This represents a big problem for the likes of McColl’s as it seriously undermines its modus operandi. Convenience. Aldi’s new service could allow shoppers to receive scores of own-branded goods within 30 minutes of placing their order. Things don’t get much more convenient than that, surely?

Competitive pressures

Okay, Aldi’s new service is small in scale and operates from around half a dozen stores. But it could prove a huge money spinner for the German chain and another significant problem for physical-only retailers like McColl’s, should it take off. It seems though, all those who operate an online service stand to gain significantly following the coronavirus outbreak.

Citing a report from Ensono, information technology bible Computing recently reported that 22% of shoppers who hadn’t bought online before lockdown are now doing so. Chillingly for the likes of McColl’s, the study suggests the proportion of consumers doing at least half of their grocery shop online looks set to rise from below 20% to north of 30%.

This particular chain also stands to lose out to the larger operators like Tesco, Aldi et al because of their ability to offer bigger discounts to cash-strapped consumers.

The 2008/2009 banking crisis proved to be a landmark moment for the German discounters as difficult economic conditions forced them to try and stretch their shopping budgets that little bit further. And the shocking recession that’s coming down the tracks promises to boost trade at those offering their goods for less once again.

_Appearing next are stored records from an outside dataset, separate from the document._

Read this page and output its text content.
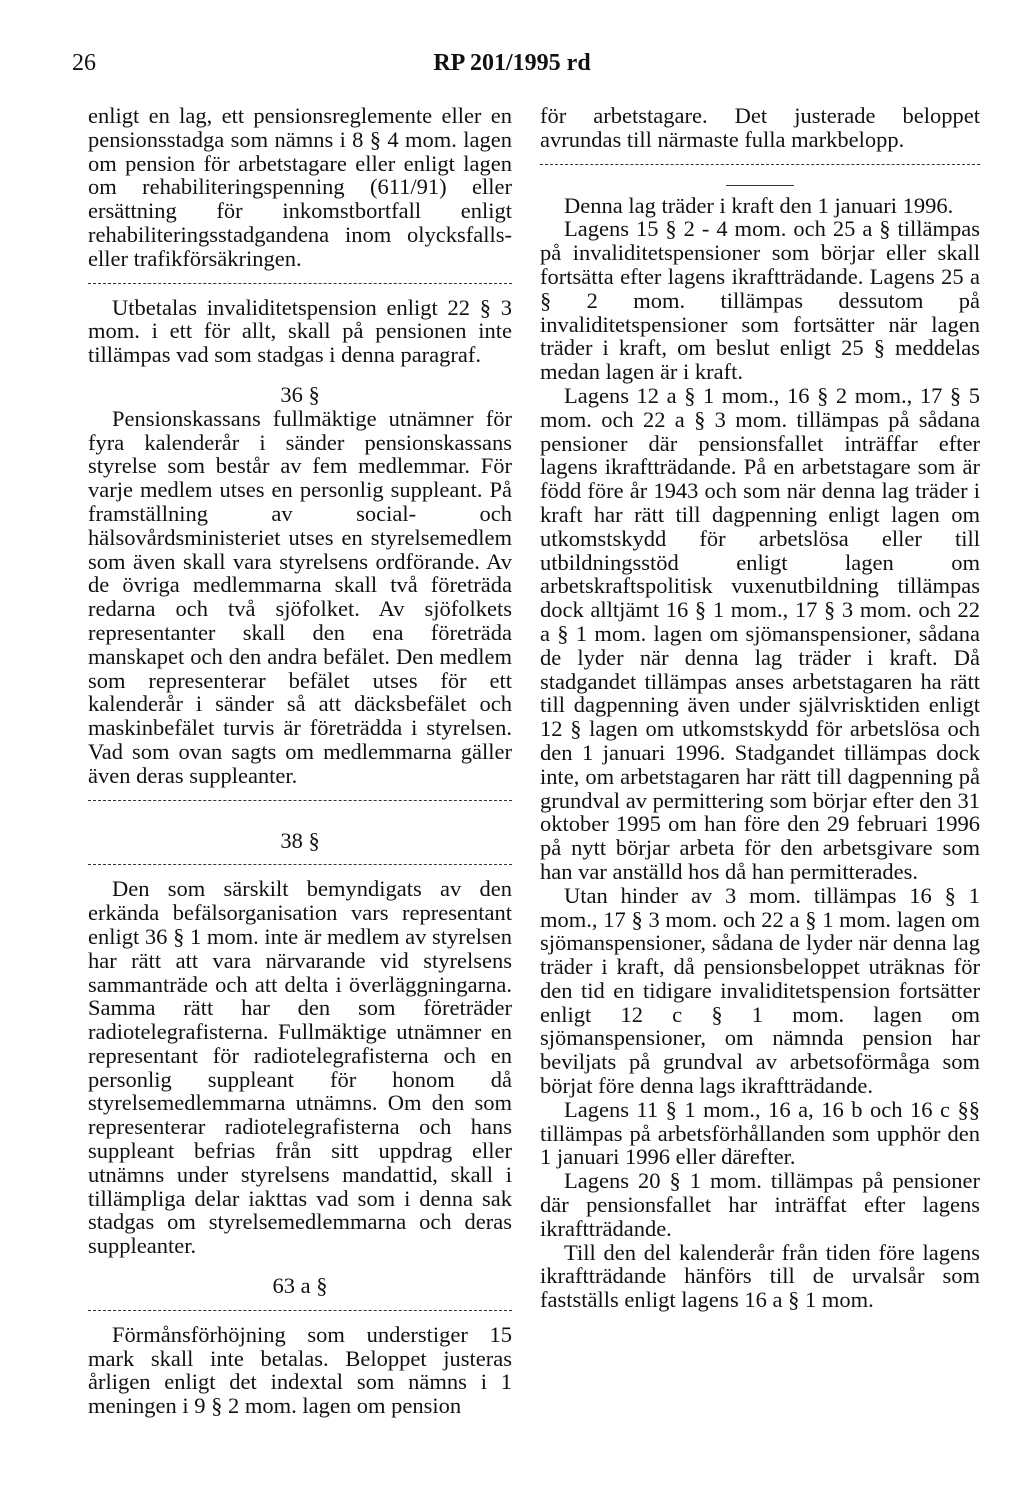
26	RP 201/1995 rd

enligt en lag, ett pensionsreglemente eller en pensionsstadga som nämns i 8 § 4 mom. lagen om pension för arbetstagare eller enligt lagen om rehabiliteringspenning (611/91) eller ersättning för inkomstbortfall enligt rehabiliteringsstadgandena inom olycksfalls- eller trafikförsäkringen.

Utbetalas invaliditetspension enligt 22 § 3 mom. i ett för allt, skall på pensionen inte tillämpas vad som stadgas i denna paragraf.

36 §

Pensionskassans fullmäktige utnämner för fyra kalenderår i sänder pensionskassans styrelse som består av fem medlemmar. För varje medlem utses en personlig suppleant. På framställning av social- och hälsovårdsministeriet utses en styrelsemedlem som även skall vara styrelsens ordförande. Av de övriga medlemmarna skall två företräda redarna och två sjöfolket. Av sjöfolkets representanter skall den ena företräda manskapet och den andra befälet. Den medlem som representerar befälet utses för ett kalenderår i sänder så att däcksbefälet och maskinbefälet turvis är företrädda i styrelsen. Vad som ovan sagts om medlemmarna gäller även deras suppleanter.

38 §

Den som särskilt bemyndigats av den erkända befälsorganisation vars representant enligt 36 § 1 mom. inte är medlem av styrelsen har rätt att vara närvarande vid styrelsens sammanträde och att delta i överläggningarna. Samma rätt har den som företräder radiotelegrafisterna. Fullmäktige utnämner en representant för radiotelegrafisterna och en personlig suppleant för honom då styrelsemedlemmarna utnämns. Om den som representerar radiotelegrafisterna och hans suppleant befrias från sitt uppdrag eller utnämns under styrelsens mandattid, skall i tillämpliga delar iakttas vad som i denna sak stadgas om styrelsemedlemmarna och deras suppleanter.

63 a §

Förmånsförhöjning som understiger 15 mark skall inte betalas. Beloppet justeras årligen enligt det indextal som nämns i 1 meningen i 9 § 2 mom. lagen om pension

för arbetstagare. Det justerade beloppet avrundas till närmaste fulla markbelopp.

Denna lag träder i kraft den 1 januari 1996.

Lagens 15 § 2 - 4 mom. och 25 a § tillämpas på invaliditetspensioner som börjar eller skall fortsätta efter lagens ikraftträdande. Lagens 25 a § 2 mom. tillämpas dessutom på invaliditetspensioner som fortsätter när lagen träder i kraft, om beslut enligt 25 § meddelas medan lagen är i kraft.

Lagens 12 a § 1 mom., 16 § 2 mom., 17 § 5 mom. och 22 a § 3 mom. tillämpas på sådana pensioner där pensionsfallet inträffar efter lagens ikraftträdande. På en arbetstagare som är född före år 1943 och som när denna lag träder i kraft har rätt till dagpenning enligt lagen om utkomstskydd för arbetslösa eller till utbildningsstöd enligt lagen om arbetskraftspolitisk vuxenutbildning tillämpas dock alltjämt 16 § 1 mom., 17 § 3 mom. och 22 a § 1 mom. lagen om sjömanspensioner, sådana de lyder när denna lag träder i kraft. Då stadgandet tillämpas anses arbetstagaren ha rätt till dagpenning även under självrisktiden enligt 12 § lagen om utkomstskydd för arbetslösa och den 1 januari 1996. Stadgandet tillämpas dock inte, om arbetstagaren har rätt till dagpenning på grundval av permittering som börjar efter den 31 oktober 1995 om han före den 29 februari 1996 på nytt börjar arbeta för den arbetsgivare som han var anställd hos då han permitterades.

Utan hinder av 3 mom. tillämpas 16 § 1 mom., 17 § 3 mom. och 22 a § 1 mom. lagen om sjömanspensioner, sådana de lyder när denna lag träder i kraft, då pensionsbeloppet uträknas för den tid en tidigare invaliditetspension fortsätter enligt 12 c § 1 mom. lagen om sjömanspensioner, om nämnda pension har beviljats på grundval av arbetsoförmåga som börjat före denna lags ikraftträdande.

Lagens 11 § 1 mom., 16 a, 16 b och 16 c §§ tillämpas på arbetsförhållanden som upphör den 1 januari 1996 eller därefter.

Lagens 20 § 1 mom. tillämpas på pensioner där pensionsfallet har inträffat efter lagens ikraftträdande.

Till den del kalenderår från tiden före lagens ikraftträdande hänförs till de urvalsår som fastställs enligt lagens 16 a § 1 mom.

Thus, McColl’s will need to remain engaged in massive, profits-damaging discounting to stop sales crashing through the floor.

Arrow descending on a graph portraying stock market crash

Up 200% since the stock market crash

McColl’s shares are cheap. At current prices, it trades on a forward price-to-earnings (P/E) ratio of 6 times. This is well inside the broadly-considered bargain watermark of 10 times and below. But it’s a reading that reflects the rising threat to its operations — in both the current fiscal year and beyond — from its competitors’ physical stores and online services.

McColl’s share price has exploded since the stock market crash. It’s risen more than 200% from mid-March’s record lows of around 15p per share. I won’t be buying the grocery retailer’s shares though.

The fact its value has fallen by more than four-fifths during the past two years illustrates the huge risks posed by the increasingly-competitive landscape. This is a share which I fully expect to resume its downward trend. Sooner rather than later.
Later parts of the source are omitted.